In Amsterdam, windmills are a scenic feature of the view from shore. In the U.S. Cleveland and Hull, Mass. are moving ahead to proudly place windmills near shore to supply local power and brand their cities as green.
Skeptics may think it unlikely for a green revolution to happen here before say, San Francisco. But uniquely for a city of any size, New York has a rule that most of its electricity must be locally generated.
This is a smart, responsible rule that will make it more likely green energy is built here. The rule keeps politicians and voters honest about taking responsibility for decisions - and environmental impacts - that in many other cities can be put far off and out of site.
This has a couple of effects that make New York fertile ground for experimenting with and building alternative energy. Here, power plants sit in, or near, residential neighborhoods.
That makes building conventional coal or gas fired power plants expensive too, since they need vast parcels of land in a densely packed, costly city. If land is costly, rooftops are cheap, underused acres. Ditto for stretches of waterway near and far from the city.
To those who karp lots of incremental additions like solar panels don't add up to much, keep in mind the grid doesn't typically need huge new plants. Rather, it needs only to meet extra few percent points of additional demand that happen at peak times. For this role, solar is a perfect fit.
The second factor is one of political will, with big implications for the challenges facing the U.S. as a whole. Thomas Friedman has characterized the U.S.'s collective refusal to suffer near term sacrifice for long term benefit as "dumb as we wanna be". That means consumers taking on absurd levels of debt, rather than saving for a house, and for banks to hustle that debt regardless of borrowers ability to pay.
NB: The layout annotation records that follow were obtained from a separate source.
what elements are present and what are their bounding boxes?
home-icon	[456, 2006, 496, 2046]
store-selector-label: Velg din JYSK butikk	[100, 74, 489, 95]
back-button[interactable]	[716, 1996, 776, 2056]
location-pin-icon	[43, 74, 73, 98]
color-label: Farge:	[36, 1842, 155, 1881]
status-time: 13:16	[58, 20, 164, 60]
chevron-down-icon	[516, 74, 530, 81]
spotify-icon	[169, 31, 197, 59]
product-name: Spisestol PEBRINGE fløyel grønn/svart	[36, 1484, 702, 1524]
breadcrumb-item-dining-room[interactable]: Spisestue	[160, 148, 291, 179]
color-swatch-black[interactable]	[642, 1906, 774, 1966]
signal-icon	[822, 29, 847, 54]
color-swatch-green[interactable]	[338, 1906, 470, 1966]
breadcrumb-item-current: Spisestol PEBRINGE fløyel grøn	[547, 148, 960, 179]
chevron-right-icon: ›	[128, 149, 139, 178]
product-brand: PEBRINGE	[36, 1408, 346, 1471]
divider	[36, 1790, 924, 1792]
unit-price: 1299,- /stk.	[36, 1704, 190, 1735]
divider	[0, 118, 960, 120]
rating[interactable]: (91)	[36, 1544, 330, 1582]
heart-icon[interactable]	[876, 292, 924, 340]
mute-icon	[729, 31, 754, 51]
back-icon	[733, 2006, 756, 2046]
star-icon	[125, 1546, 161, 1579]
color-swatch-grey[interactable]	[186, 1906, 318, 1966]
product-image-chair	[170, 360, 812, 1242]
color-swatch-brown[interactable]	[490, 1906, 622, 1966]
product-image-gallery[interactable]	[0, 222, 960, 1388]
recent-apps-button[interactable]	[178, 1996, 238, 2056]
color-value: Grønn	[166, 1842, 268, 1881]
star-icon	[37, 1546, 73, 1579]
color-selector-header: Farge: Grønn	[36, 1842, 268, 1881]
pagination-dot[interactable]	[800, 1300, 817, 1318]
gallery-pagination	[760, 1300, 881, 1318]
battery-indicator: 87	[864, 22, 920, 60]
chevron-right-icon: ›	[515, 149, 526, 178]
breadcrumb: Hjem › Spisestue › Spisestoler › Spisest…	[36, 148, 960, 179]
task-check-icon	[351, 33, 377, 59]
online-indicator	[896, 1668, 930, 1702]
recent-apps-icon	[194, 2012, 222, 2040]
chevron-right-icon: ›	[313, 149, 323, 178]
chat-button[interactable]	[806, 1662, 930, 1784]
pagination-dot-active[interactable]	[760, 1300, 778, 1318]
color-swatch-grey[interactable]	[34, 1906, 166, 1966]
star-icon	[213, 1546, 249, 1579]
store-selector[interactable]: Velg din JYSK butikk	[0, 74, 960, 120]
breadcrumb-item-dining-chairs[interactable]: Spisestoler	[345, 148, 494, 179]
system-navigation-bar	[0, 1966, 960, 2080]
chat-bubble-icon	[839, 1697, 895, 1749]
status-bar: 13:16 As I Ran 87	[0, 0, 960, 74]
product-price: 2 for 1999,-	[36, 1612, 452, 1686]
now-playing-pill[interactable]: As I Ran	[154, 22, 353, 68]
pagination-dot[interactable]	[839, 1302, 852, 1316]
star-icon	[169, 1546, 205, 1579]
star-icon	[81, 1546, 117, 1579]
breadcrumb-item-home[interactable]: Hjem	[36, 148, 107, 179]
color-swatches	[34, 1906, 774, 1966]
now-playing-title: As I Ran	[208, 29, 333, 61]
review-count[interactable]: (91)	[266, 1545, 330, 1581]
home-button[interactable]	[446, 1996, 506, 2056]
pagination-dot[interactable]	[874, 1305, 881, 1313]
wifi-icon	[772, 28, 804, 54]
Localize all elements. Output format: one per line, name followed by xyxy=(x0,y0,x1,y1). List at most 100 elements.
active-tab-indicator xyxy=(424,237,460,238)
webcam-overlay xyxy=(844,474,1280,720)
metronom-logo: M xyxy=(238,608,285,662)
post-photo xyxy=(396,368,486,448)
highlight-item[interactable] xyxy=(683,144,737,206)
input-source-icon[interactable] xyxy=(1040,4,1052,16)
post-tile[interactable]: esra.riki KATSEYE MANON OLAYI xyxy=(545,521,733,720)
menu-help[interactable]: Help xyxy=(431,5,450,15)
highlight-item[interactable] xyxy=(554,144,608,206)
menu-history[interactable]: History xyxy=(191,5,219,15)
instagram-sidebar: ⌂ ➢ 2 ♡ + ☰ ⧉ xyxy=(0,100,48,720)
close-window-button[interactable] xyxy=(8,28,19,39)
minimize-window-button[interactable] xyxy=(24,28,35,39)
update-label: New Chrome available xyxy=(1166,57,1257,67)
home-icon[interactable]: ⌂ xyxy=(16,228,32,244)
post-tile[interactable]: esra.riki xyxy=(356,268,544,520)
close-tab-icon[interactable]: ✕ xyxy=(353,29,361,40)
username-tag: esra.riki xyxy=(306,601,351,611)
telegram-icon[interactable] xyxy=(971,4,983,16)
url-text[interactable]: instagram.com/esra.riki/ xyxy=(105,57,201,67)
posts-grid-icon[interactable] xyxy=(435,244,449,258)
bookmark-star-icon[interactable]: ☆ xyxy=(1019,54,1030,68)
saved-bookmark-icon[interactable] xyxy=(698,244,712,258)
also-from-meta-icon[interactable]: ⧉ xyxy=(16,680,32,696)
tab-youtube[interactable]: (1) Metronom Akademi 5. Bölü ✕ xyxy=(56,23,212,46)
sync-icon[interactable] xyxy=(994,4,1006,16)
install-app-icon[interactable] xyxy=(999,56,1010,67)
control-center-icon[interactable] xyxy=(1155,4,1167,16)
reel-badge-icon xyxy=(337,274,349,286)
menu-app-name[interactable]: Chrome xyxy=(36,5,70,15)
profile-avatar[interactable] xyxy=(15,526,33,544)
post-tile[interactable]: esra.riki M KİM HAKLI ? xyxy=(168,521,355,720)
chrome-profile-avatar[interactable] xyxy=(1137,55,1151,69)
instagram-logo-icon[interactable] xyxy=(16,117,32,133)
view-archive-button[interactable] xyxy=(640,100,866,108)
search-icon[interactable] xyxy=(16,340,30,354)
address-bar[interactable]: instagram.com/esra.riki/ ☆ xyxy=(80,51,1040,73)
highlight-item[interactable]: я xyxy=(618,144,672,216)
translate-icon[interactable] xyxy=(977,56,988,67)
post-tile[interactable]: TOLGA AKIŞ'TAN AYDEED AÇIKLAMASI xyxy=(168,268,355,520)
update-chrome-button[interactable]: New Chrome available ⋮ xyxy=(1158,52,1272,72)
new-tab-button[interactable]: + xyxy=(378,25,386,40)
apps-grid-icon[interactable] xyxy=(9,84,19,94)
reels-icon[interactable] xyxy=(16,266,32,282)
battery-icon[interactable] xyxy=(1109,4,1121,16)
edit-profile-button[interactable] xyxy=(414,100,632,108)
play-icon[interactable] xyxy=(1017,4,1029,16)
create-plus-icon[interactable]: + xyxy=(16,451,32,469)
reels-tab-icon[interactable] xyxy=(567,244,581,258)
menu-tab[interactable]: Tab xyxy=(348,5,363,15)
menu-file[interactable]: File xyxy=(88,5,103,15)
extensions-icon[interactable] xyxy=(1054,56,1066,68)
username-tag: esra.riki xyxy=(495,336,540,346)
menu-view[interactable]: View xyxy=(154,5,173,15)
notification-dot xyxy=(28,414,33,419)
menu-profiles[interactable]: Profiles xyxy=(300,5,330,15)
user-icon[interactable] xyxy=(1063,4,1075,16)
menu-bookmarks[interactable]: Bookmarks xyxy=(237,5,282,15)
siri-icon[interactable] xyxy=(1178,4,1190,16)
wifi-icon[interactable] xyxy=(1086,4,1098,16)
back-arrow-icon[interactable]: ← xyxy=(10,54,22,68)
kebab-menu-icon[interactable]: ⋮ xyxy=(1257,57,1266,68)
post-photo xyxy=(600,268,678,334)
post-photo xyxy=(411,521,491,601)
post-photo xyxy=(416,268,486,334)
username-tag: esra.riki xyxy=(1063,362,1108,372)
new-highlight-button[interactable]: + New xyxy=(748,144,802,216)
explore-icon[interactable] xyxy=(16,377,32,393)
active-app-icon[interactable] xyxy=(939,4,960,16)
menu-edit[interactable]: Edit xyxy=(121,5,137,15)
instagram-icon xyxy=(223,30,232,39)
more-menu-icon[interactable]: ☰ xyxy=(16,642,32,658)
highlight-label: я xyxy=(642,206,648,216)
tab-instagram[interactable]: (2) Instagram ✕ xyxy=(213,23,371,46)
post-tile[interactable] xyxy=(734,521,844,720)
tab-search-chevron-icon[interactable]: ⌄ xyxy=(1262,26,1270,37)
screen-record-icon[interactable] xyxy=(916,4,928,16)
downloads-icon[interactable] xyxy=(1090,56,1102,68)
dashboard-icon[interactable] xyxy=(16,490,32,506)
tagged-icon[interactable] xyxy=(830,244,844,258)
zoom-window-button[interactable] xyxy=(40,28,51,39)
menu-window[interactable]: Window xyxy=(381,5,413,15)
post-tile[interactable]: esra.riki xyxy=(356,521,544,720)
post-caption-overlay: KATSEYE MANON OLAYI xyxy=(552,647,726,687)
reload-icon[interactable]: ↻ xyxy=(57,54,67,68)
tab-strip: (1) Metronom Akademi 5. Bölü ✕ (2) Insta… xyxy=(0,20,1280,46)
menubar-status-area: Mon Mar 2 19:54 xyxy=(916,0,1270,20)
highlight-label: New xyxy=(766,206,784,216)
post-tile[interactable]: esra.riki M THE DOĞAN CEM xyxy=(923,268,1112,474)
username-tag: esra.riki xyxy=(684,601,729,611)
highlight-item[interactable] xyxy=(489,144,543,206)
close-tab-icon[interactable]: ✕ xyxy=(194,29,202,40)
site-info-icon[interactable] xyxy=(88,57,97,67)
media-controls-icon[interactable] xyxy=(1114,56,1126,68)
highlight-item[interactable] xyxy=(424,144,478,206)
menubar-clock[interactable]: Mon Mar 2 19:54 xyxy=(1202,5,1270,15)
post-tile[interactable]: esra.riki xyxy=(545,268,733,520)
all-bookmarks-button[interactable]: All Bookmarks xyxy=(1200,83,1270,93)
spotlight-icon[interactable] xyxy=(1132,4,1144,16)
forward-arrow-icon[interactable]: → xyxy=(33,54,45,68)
In the power sector, it's expressed as NIMBY-ism, "nothing in my backyard", and BANANAs, "build absolutely nothing anywhere near anything" in the faith the power plants will be built somewhere else.
And sure enough where it's easier to build afar, that's what happens. Building far away means voters can continue to put off processing the implications of these decisions, for their long term energy costs, the environment, and their children.
New York is showing signs of strong leadership can break this dumb habit. Since residents have a stake in what sort of power plants will be built here, there's every reason they'll see the logic in building green energy systems, per Bloomberg's proposal, scattered all over the five boros.
After all, Verdant's East River site sits directly across from one of the largest power plants in the city.
Though its emissions are vastly improved in recent years, the apartment blocks just downwind of the plant has been known historically as "asthma alley".
Most of those folks, as well as other New Yorkers and Americans, would rather live in view of a turbine, or in the shadow of a solar panel than downwind of a smokestack.
Acquired by Voith Siemens Hydro last year, Wavegen developed the Limpet, one of the first devices to transform onshore waves into power. Water surges into a chamber that compresses air to drive a generator.
The Pelamis
Moored a few miles offshore, four of these floating plants from Ocean Power Delivery will begin to power a town in northern Portugal this summer. The Pelamis converts wave motion into pneumatic pressure to drive a set of turbines
The WaveSwing
Anchored to the ocean floor, the WaveSwing from AWS is fully submerged. Tidal pressure from above forces an air-filled tube down over a vertical generator.